5.1 Pharmacodynamic properties
Pharmacotherapeutic group: Drugs for obstructive airways diseases, xanthines. ATC code: R03D A05
Aminophylline (theophylline) is a bronchodilator. In addition it affects the function of a number of cells involved in the inflammatory processes associated with asthma and chronic obstructive airways disease. Of most importance may be enhanced suppressor, T-lymphocyte activity and reduction of eosinophil and neutrophil function. These actions may contribute to an anti-inflammatory prophylactic activity in asthma and chronic obstructive airways disease.
Theophylline stimulates the myocardium and produces a diminution of venous pressure in congestive heart failure leading to marked increase in cardiac output.
5.2 Pharmacokinetic properties
Absorption
Following oral administration of PHYLLOCONTIN CONTINUS tablets, the delivery of theophylline is controlled and at steady state, peak concentrations are typically seen after approximately 5 hours.
An effective plasma concentration is considered to be 5–12 micrograms/ml, although plasma concentrations up to 20 micrograms/ml may be necessary to achieve efficacy in some cases.

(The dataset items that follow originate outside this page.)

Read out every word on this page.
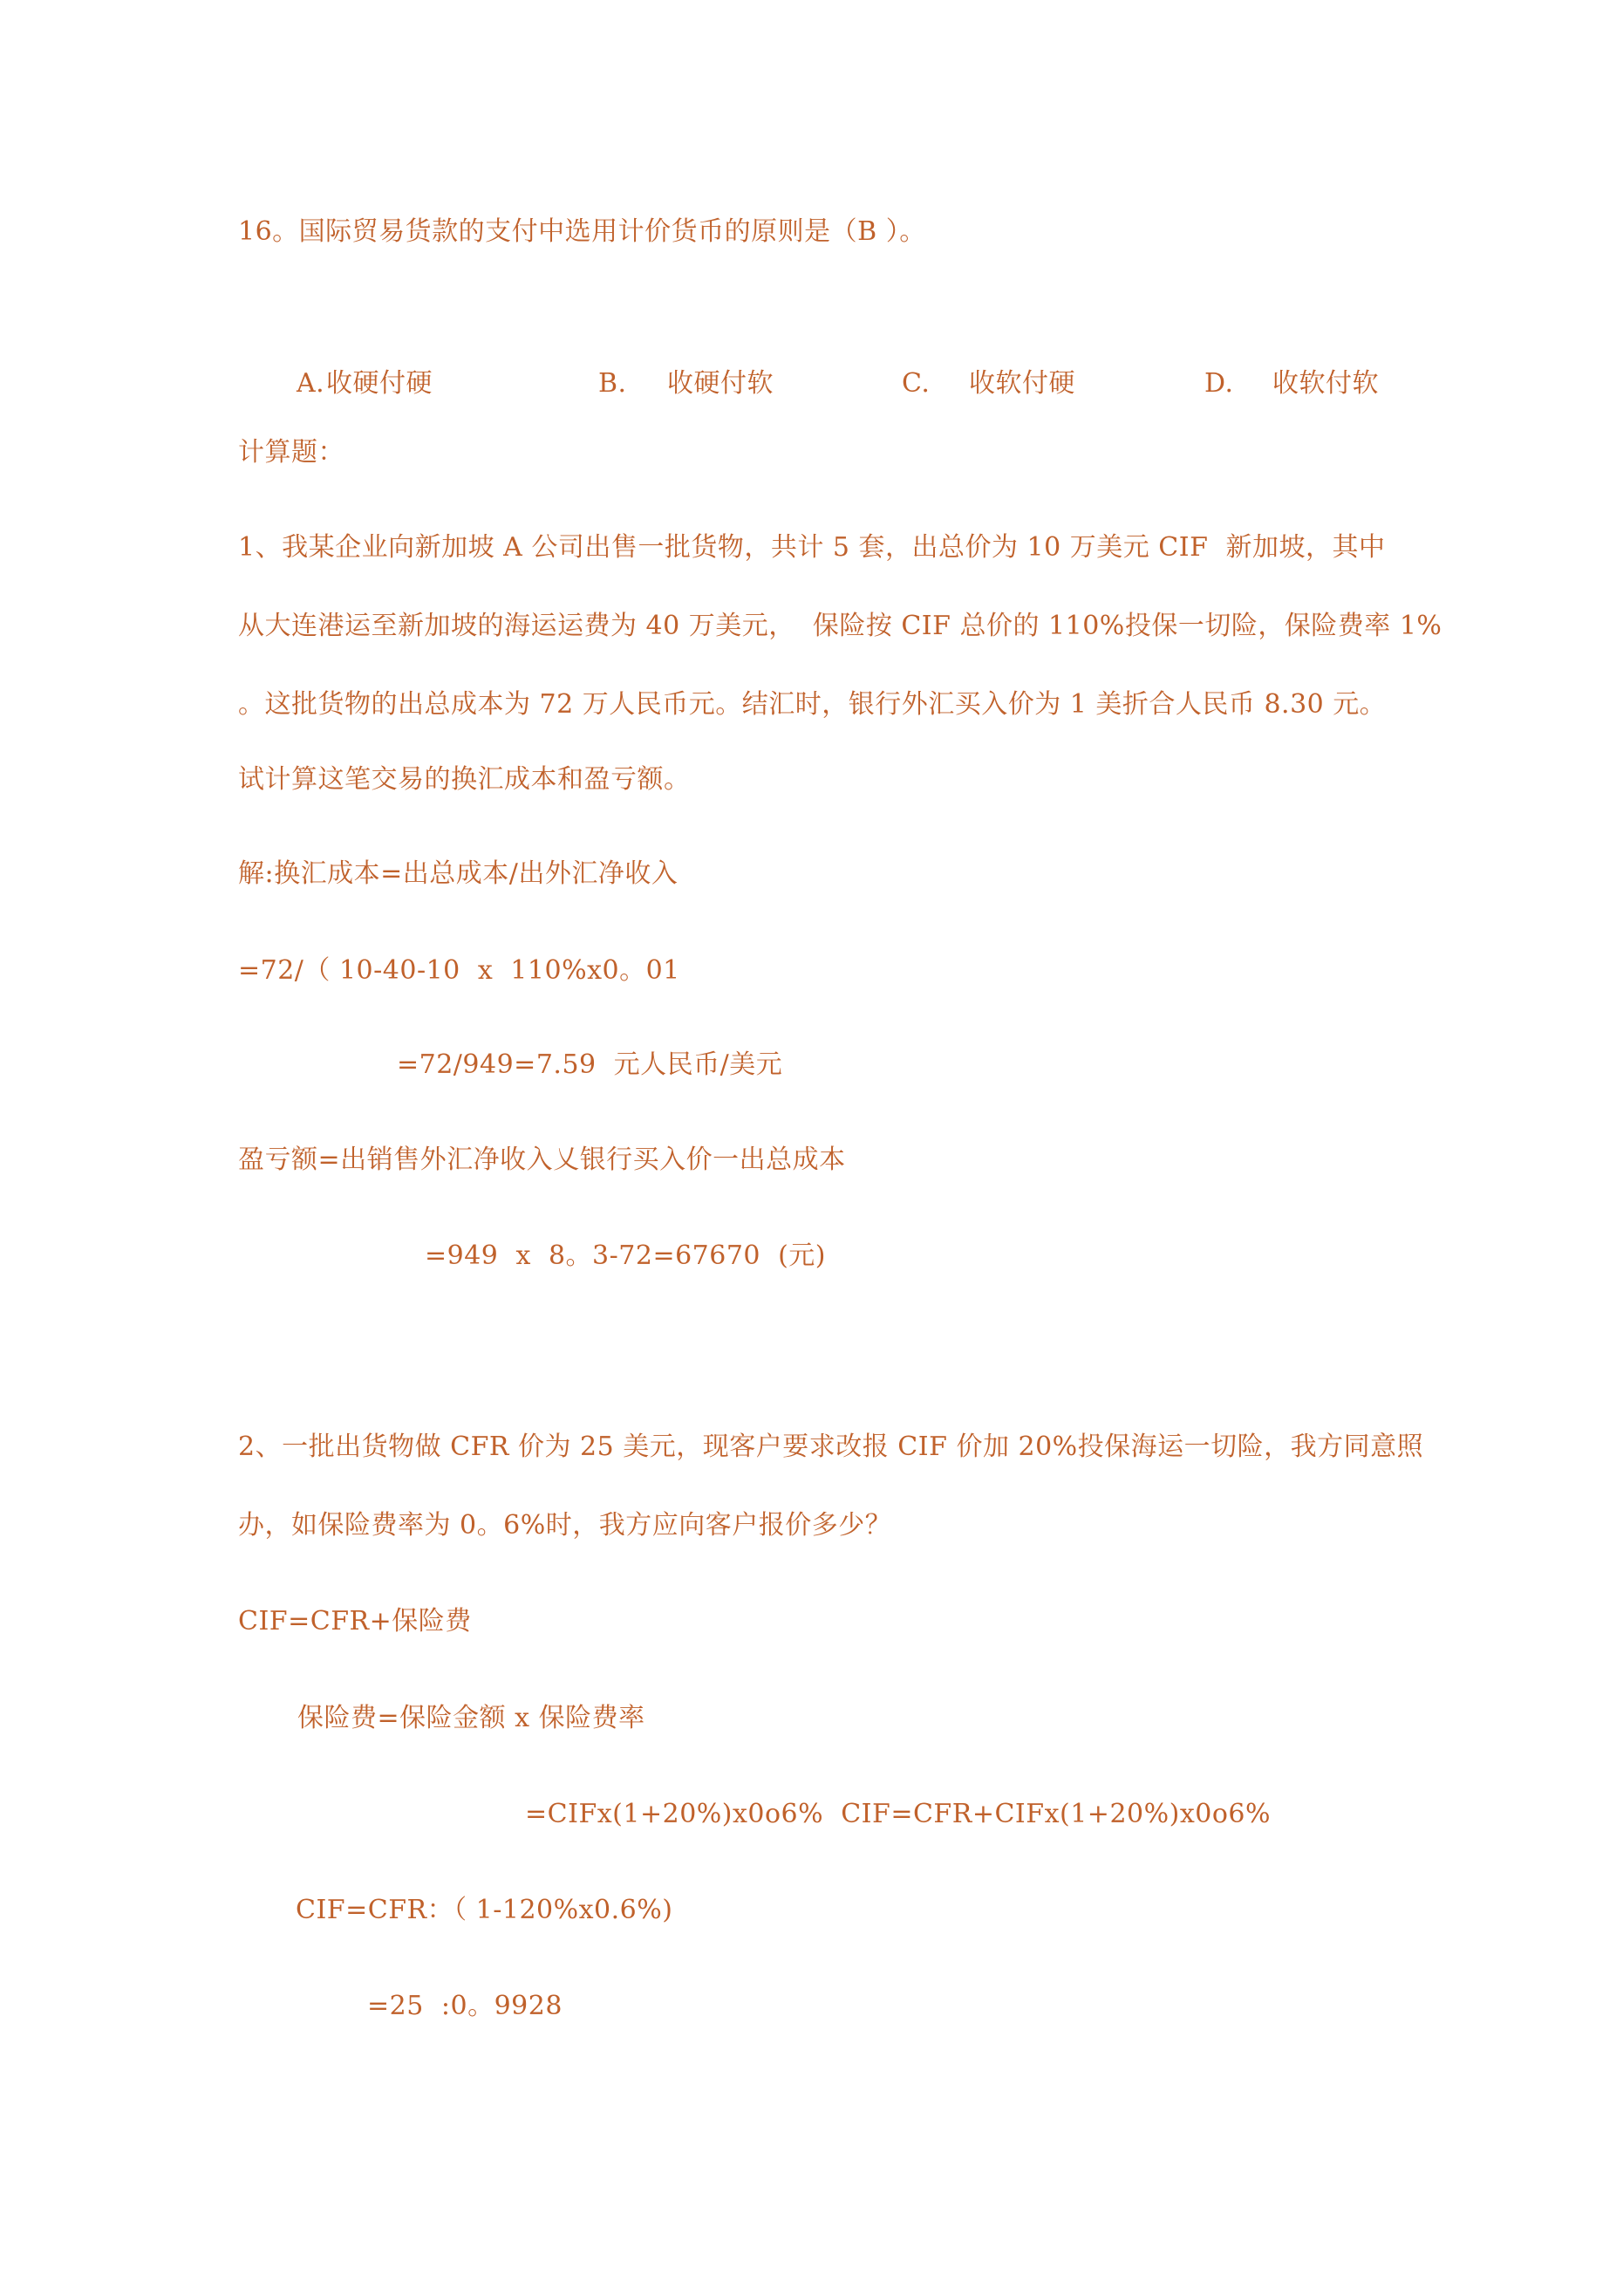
16。国际贸易货款的支付中选用计价货币的原则是（B ）。
A. 收硬付硬	B. 收硬付软	C. 收软付硬	D. 收软付软
计算题：
1、我某企业向新加坡 A 公司出售一批货物，共计 5 套，出总价为 10 万美元 CIF  新加坡，其中
从大连港运至新加坡的海运运费为 40 万美元，  保险按 CIF 总价的 110%投保一切险，保险费率 1%
。这批货物的出总成本为 72 万人民币元。结汇时，银行外汇买入价为 1 美折合人民币 8.30 元。
试计算这笔交易的换汇成本和盈亏额。
解:换汇成本=出总成本/出外汇净收入
=72/（ 10-40-10  x  110%x0。01
=72/949=7.59  元人民币/美元
盈亏额=出销售外汇净收入乂银行买入价一出总成本
=949  x  8。3-72=67670  (元)
2、一批出货物做 CFR 价为 25 美元，现客户要求改报 CIF 价加 20%投保海运一切险，我方同意照
办，如保险费率为 0。6%时，我方应向客户报价多少？
CIF=CFR+保险费
保险费=保险金额 x 保险费率
=CIFx(1+20%)x0o6%  CIF=CFR+CIFx(1+20%)x0o6%
CIF=CFR：（ 1-120%x0.6%)
=25  :0。9928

Do not exceed 20 micrograms/ml.
Distribution and Protein Binding
Theophylline is distributed through all body compartments; approximately 60% is bound to plasma proteins.
Biotransformation
Theophylline is metabolised in the liver to 1, 3 dimethyluric acid, 1 methyluric acid and 3-methylxanthine.
Elimination
Theophylline and its metabolites are excreted mainly in the urine.
Approximately 10% is excreted unchanged.
Factors affecting clearance
The predominant factors which alter theophylline clearance are: age, body weight, diet, smoking habits, other drugs and cardiorespiratory or hepatic disease. Clearance is increased in children compared to values observed in adult subjects. Clearance decreases towards adult values in late teens.

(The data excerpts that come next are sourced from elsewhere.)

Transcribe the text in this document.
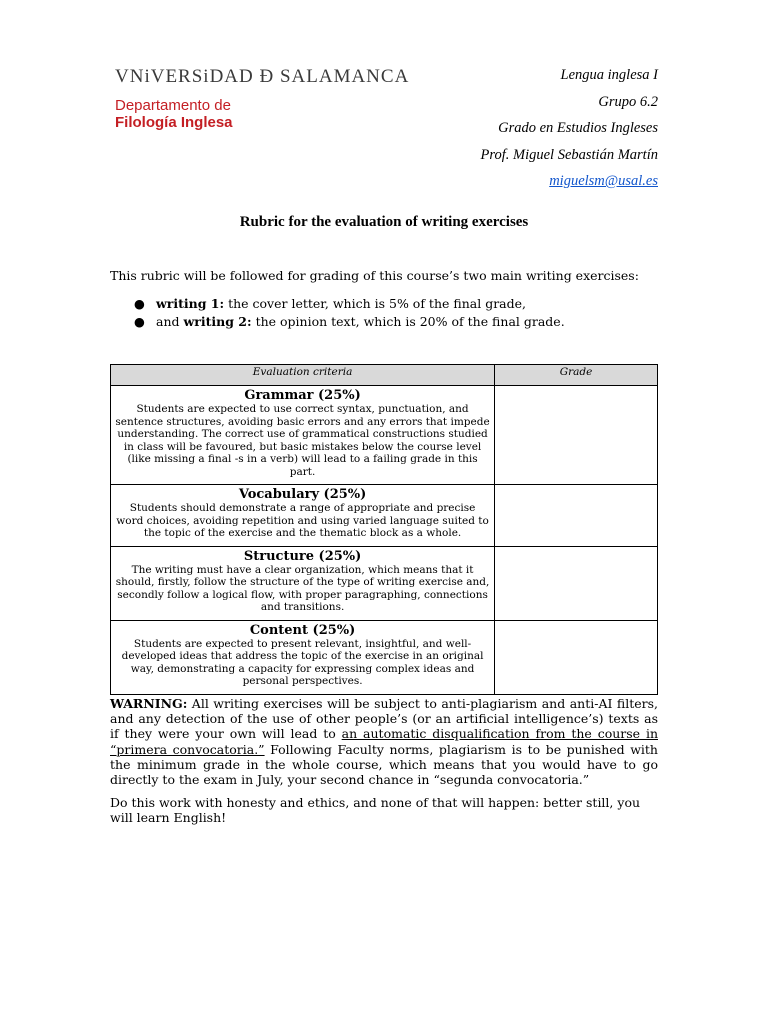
VNiVERSiDAD Ð SALAMANCA
Departamento de
Filología Inglesa
Lengua inglesa I
Grupo 6.2
Grado en Estudios Ingleses
Prof. Miguel Sebastián Martín
miguelsm@usal.es
Rubric for the evaluation of writing exercises
This rubric will be followed for grading of this course’s two main writing exercises:
● writing 1: the cover letter, which is 5% of the final grade,
● and writing 2: the opinion text, which is 20% of the final grade.
Evaluation criteria	Grade

Grammar (25%)
Students are expected to use correct syntax, punctuation, and sentence structures, avoiding basic errors and any errors that impede understanding. The correct use of grammatical constructions studied in class will be favoured, but basic mistakes below the course level (like missing a final -s in a verb) will lead to a failing grade in this part.	

Vocabulary (25%)
Students should demonstrate a range of appropriate and precise word choices, avoiding repetition and using varied language suited to the topic of the exercise and the thematic block as a whole.	

Structure (25%)
The writing must have a clear organization, which means that it should, firstly, follow the structure of the type of writing exercise and, secondly follow a logical flow, with proper paragraphing, connections and transitions.	

Content (25%)
Students are expected to present relevant, insightful, and well-developed ideas that address the topic of the exercise in an original way, demonstrating a capacity for expressing complex ideas and personal perspectives.	

WARNING: All writing exercises will be subject to anti-plagiarism and anti-AI filters, and any detection of the use of other people’s (or an artificial intelligence’s) texts as if they were your own will lead to an automatic disqualification from the course in “primera convocatoria.” Following Faculty norms, plagiarism is to be punished with the minimum grade in the whole course, which means that you would have to go directly to the exam in July, your second chance in “segunda convocatoria.”
Do this work with honesty and ethics, and none of that will happen: better still, you will learn English!
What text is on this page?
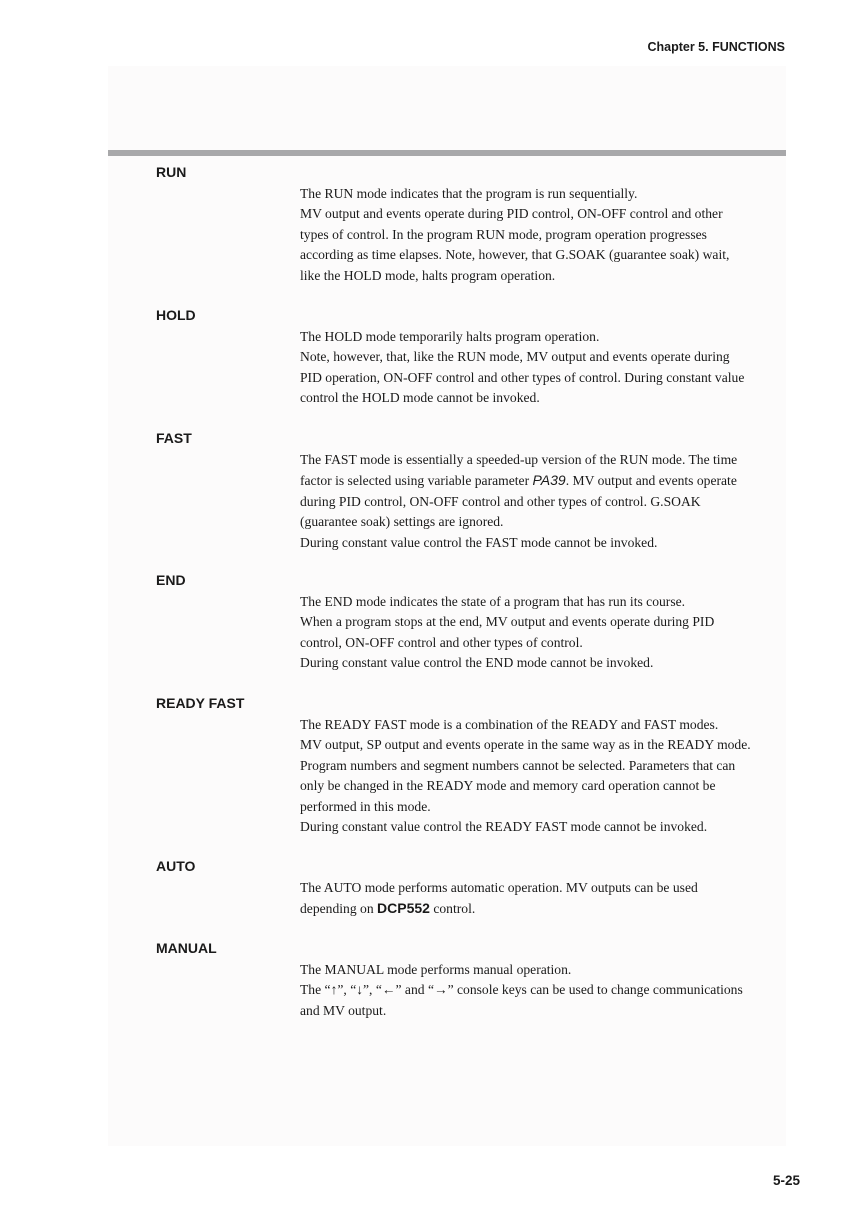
Chapter 5. FUNCTIONS
RUN
The RUN mode indicates that the program is run sequentially.
MV output and events operate during PID control, ON-OFF control and other
types of control. In the program RUN mode, program operation progresses
according as time elapses. Note, however, that G.SOAK (guarantee soak) wait,
like the HOLD mode, halts program operation.
HOLD
The HOLD mode temporarily halts program operation.
Note, however, that, like the RUN mode, MV output and events operate during
PID operation, ON-OFF control and other types of control. During constant value
control the HOLD mode cannot be invoked.
FAST
The FAST mode is essentially a speeded-up version of the RUN mode. The time
factor is selected using variable parameter PA39. MV output and events operate
during PID control, ON-OFF control and other types of control. G.SOAK
(guarantee soak) settings are ignored.
During constant value control the FAST mode cannot be invoked.
END
The END mode indicates the state of a program that has run its course.
When a program stops at the end, MV output and events operate during PID
control, ON-OFF control and other types of control.
During constant value control the END mode cannot be invoked.
READY FAST
The READY FAST mode is a combination of the READY and FAST modes.
MV output, SP output and events operate in the same way as in the READY mode.
Program numbers and segment numbers cannot be selected. Parameters that can
only be changed in the READY mode and memory card operation cannot be
performed in this mode.
During constant value control the READY FAST mode cannot be invoked.
AUTO
The AUTO mode performs automatic operation. MV outputs can be used
depending on DCP552 control.
MANUAL
The MANUAL mode performs manual operation.
The “↑”, “↓”, “←” and “→” console keys can be used to change communications
and MV output.
5-25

5.3 Preclinical safety data
Genotoxicity and Carcinogenicity
In vitro and in vivo assays, have shown both positive and negative genotoxic results for theophylline. However, oral theophylline administered daily to rats and mice for 2 years did not show carcinogenicity. Therefore, it is unlikely that theophylline poses a carcinogenic risk in man.
Reproductive and Developmental Toxicity
Theophylline has been shown to have effects upon the male reproductive system in rodents, but at doses considered in excess of the maximum human dose indicating little relevance to clinical use.
Several embryofetal development studies in rats, mice and rabbits have demonstrated developmental effects independent from maternal toxicity at high doses of theophylline. Therefore theophylline should be considered to have the potential for developmental toxicity in man.
6.1 List of excipients
Hydroxyethylcellulose
Povidone [K25]
Cetostearyl Alcohol
Purified Talc
Magnesium Stearate
Film coat
Opadry 06B220001 (containing Macrogol 400, Hypromellose [E464], Titanium
Dioxide [E171], Iron Oxide [E172])
6.2 Incompatibilities
Not applicable.
6.3 Shelf life
Three years
6.4 Special precautions for storage
Do not store above 25°C. Store in the original package.
6.5 Nature and contents of container
PVC blister packs containing 10, 56 or 60 tablets.
Polypropylene containers with polyethylene lids containing 56, 250 or 1000 tablets.
Amber glass bottles with polypropylene cap containing 10 or 50 tablets.
Not all pack sizes may be marketed.
6.6 Special precautions for disposal
6.6 Special precautions for disposalNo special requirements.